TAMIL NADU

`Scientific reasons also plead against cow slaughter'

CHENNAI AUG. 10. The proposed ban on slaughter can save 20 crore cows and their calves, says Guman Mal Lodha, Chairman of the Animal Welfare Board of India (AWBI) and former acting chairman of the National Commission on Cattle.

Addressing a press conference here, he said the scientific reason (religious sentiments aside) behind banning cow slaughter was that 90 per cent of the population was primarily dependent on agriculture in the country. The backbone of agriculture was the cow. In small land holdings, bullocks are used for ploughing.

"Besides, the cow is the main supplier of `Pancha Kavya' — milk, ghee, curd, urine and dung — which finds its use in day-to-day life," he said.

"Cow dung was recognised the world over as the best input for organic farming. Darjeeling tea produced with organic manure fetched thrice the price in the international market compared with the tea grown with chemical fertilizers. Scientific studies revealed that building walls that had a coating of cow dung kept out harmful radiation. Cow dung was also used as incense in Japan for people practising meditation," said Mr. Lodha.

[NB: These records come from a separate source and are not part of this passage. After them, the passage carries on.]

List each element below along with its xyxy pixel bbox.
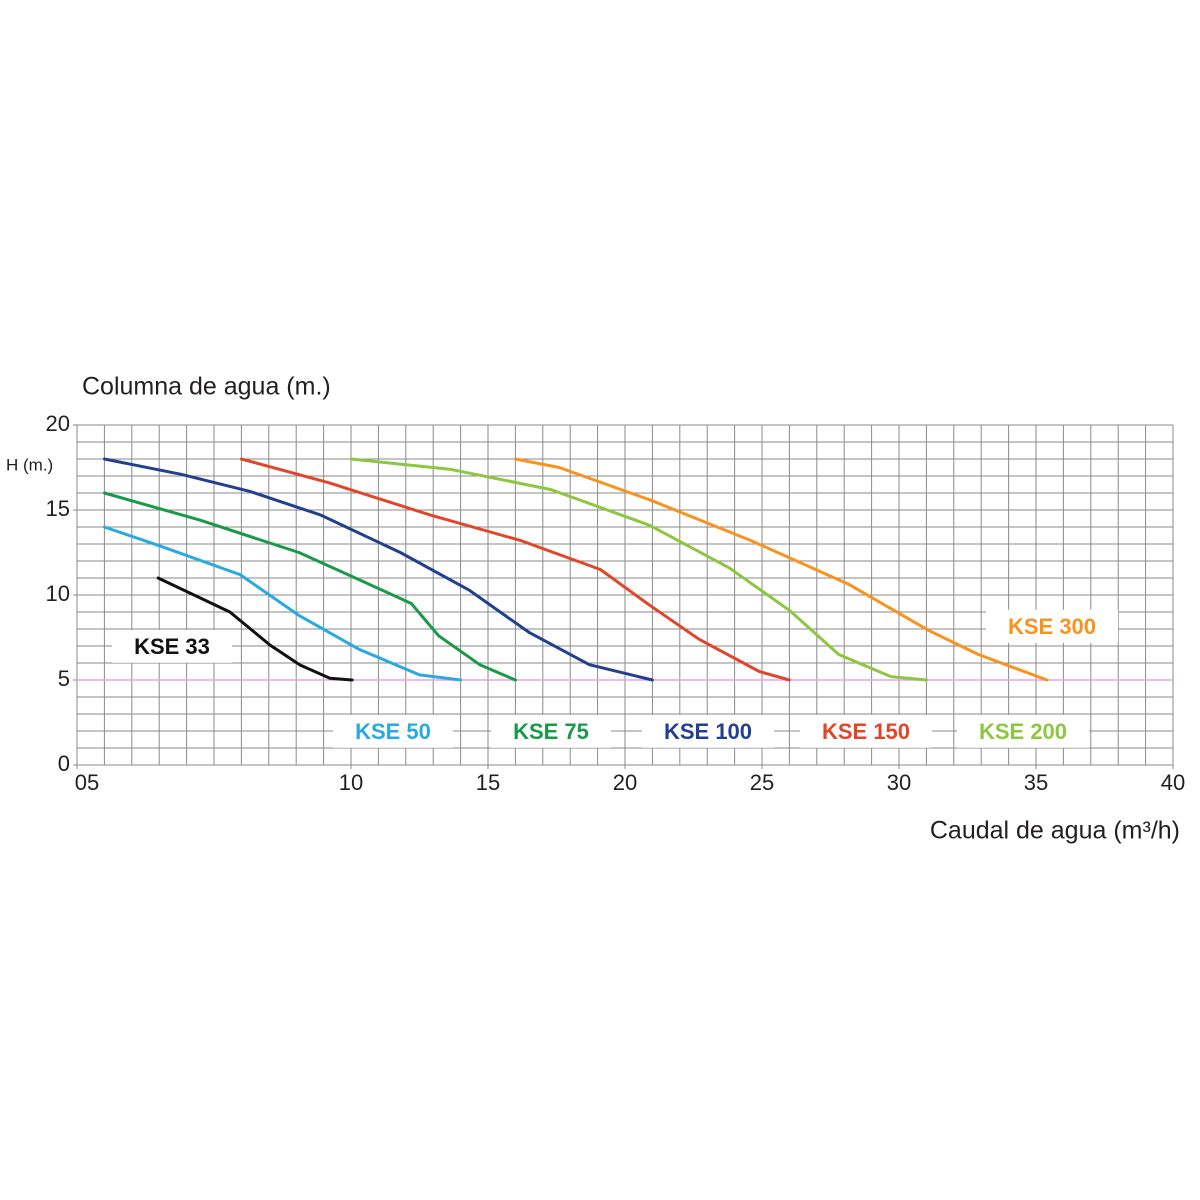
series-line <box>513 457 1049 682</box>
y-tick-label: 5 <box>58 666 70 691</box>
y-tick-label: 10 <box>46 581 70 606</box>
series-line <box>156 576 354 682</box>
label-background <box>985 609 1119 643</box>
x-axis-title: Caudal de agua (m³/h) <box>930 817 1180 845</box>
label-background <box>112 629 232 663</box>
x-tick-label: 25 <box>750 770 774 795</box>
series-label: KSE 50 <box>355 719 431 744</box>
y-tick-label: 0 <box>58 751 70 776</box>
y-tick-label: 15 <box>46 496 70 521</box>
label-background <box>641 714 775 748</box>
series-line <box>102 457 654 682</box>
y-axis-unit: H (m.) <box>6 455 53 474</box>
series-label: KSE 200 <box>979 719 1067 744</box>
x-tick-label: 40 <box>1161 770 1185 795</box>
series-line <box>102 491 517 682</box>
x-tick-label: 35 <box>1024 770 1048 795</box>
x-tick-label: 10 <box>339 770 363 795</box>
label-background <box>956 714 1090 748</box>
y-tick-label: 20 <box>46 411 70 436</box>
x-tick-label: 20 <box>613 770 637 795</box>
series-label: KSE 150 <box>822 719 910 744</box>
label-background <box>491 714 611 748</box>
x-tick-label: 15 <box>476 770 500 795</box>
series-label: KSE 33 <box>134 634 210 659</box>
label-background <box>799 714 933 748</box>
x-tick-label: 30 <box>887 770 911 795</box>
label-background <box>333 714 453 748</box>
series-line <box>102 525 463 682</box>
series-label: KSE 75 <box>513 719 589 744</box>
series-line <box>349 457 928 682</box>
series-label: KSE 300 <box>1008 614 1096 639</box>
x-tick-label: 05 <box>75 770 99 795</box>
series-label: KSE 100 <box>664 719 752 744</box>
series-line <box>239 457 791 682</box>
chart-title: Columna de agua (m.) <box>82 373 331 401</box>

Somesh Banik, secretary, AWBI, said a high-power delegation from Rwanda, Africa came to the country to import Indian breeds of cows and bullocks, as indiscriminate slaughter there had depleted cattle breeds.

Referring to a presentation made to a team of officials from the Ministry of Environment and Forests that visited Chennai, he said just like preservation of heritage buildings such as the Taj Mahal, it was necessary to protect the 40 indigenous cattle breeds including Kangeyam, Hallikar, Gir and Ongole.

Mr. Lodha said the bill to prevent cow slaughter would come under Article 246 of the Constitution read with Schedule VII so that it became imperative and mandatory for all States to apply the Central law. Though some States had banned the killing, the Northeastern States, Kerala and West Bengal permitted it and all the cows were being taken there for slaughter, he said.